Server-activated objects are objects whose lifetimes are directly controlled by the server. Server-activated objects are created by the server only when they are needed. They are created when the client invokes the first method on that proxy. Singleton is one of activation modes for server-activated objects. Singleton objects are objects for which there will always be only one instance, regardless of how many clients there are for that object. If an instance does not exist, the server creates an instance and all subsequent client requests will be serviced by that instance.

  • Use server-activated objects when there are clients sharing the same server object. In this case, there is always only one server object exists at any time (singleton of the same kind). The server object is created by the server on the first method on that proxy from any client. It’s a one-to-many relationship between the server object and clients.

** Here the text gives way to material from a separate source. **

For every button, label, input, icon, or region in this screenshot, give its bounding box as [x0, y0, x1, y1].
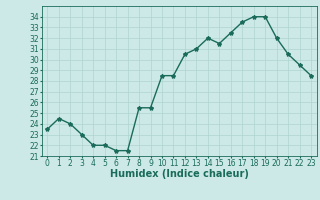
- X-axis label: Humidex (Indice chaleur): Humidex (Indice chaleur): [110, 169, 249, 179]
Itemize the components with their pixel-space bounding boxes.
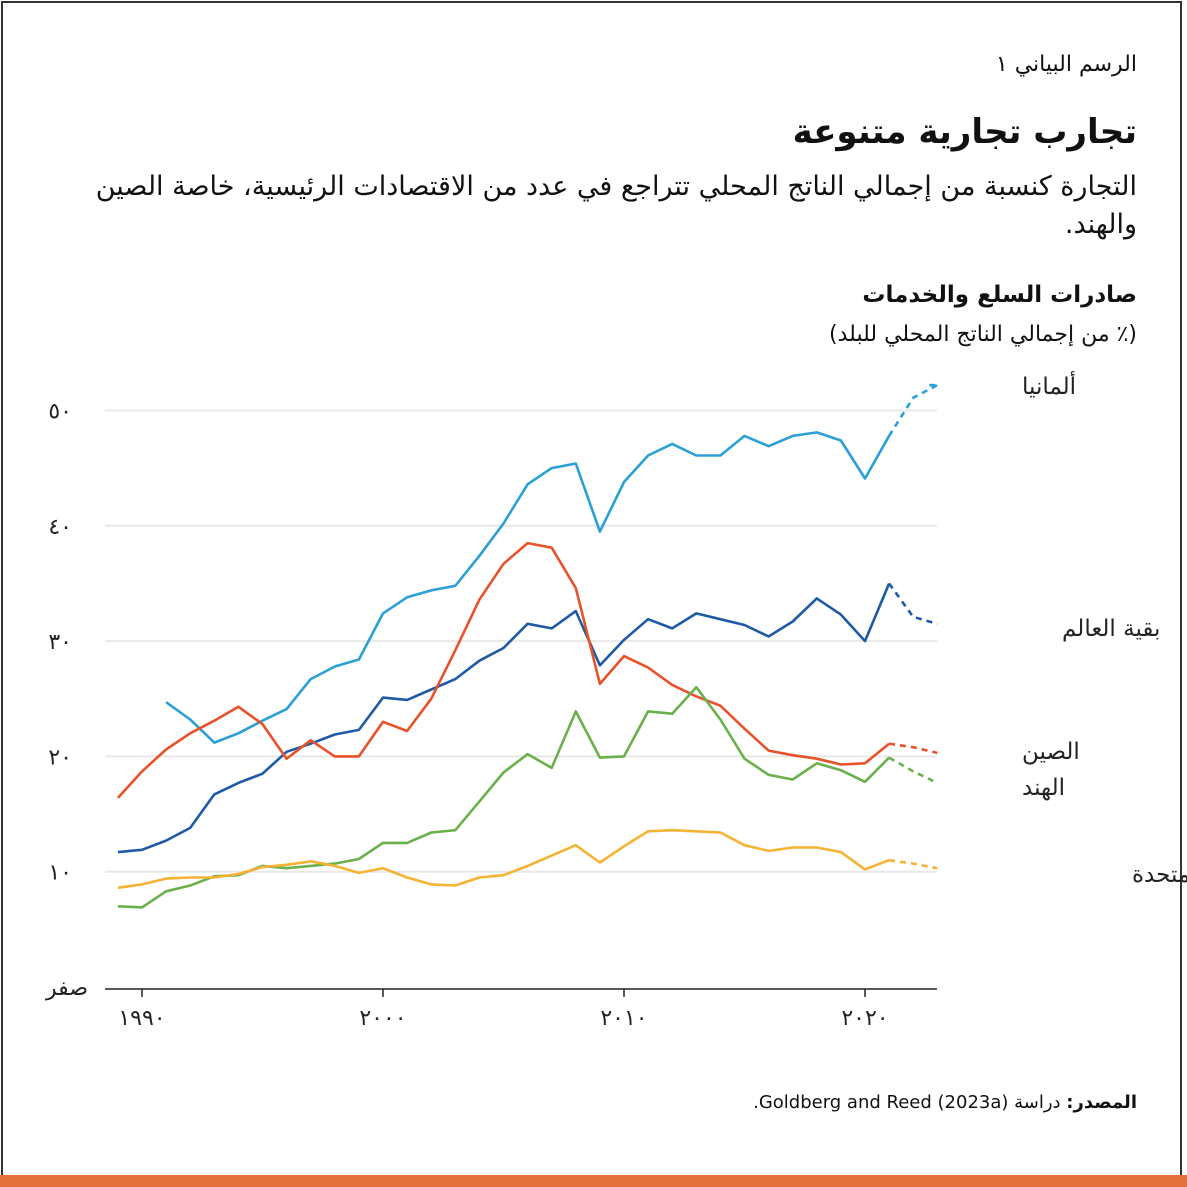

Client-activated objects are objects whose lifetimes are controlled by the calling application domain, just as they would be if the object were local to the client. Client-activated objects are created on the server when the client calls new. The client itself, using the lifetime lease system, can participate in the lifetime of the instance. If a calling application domain creates two new instances of the remote type, each of the client references will invoke only the particular instance in the server application domain from which the reference was returned.

  • Use client-activated objects when multiple server instances of the same kind need to be run on the server at the same time. In this case, each of the server instances is created when a client calls new on the server object. The server instance is available for the calling client only. The lifetime of the instance is depending on the lifetime lease system. It’s a one-to-one relationship between each server object and its corresponding client.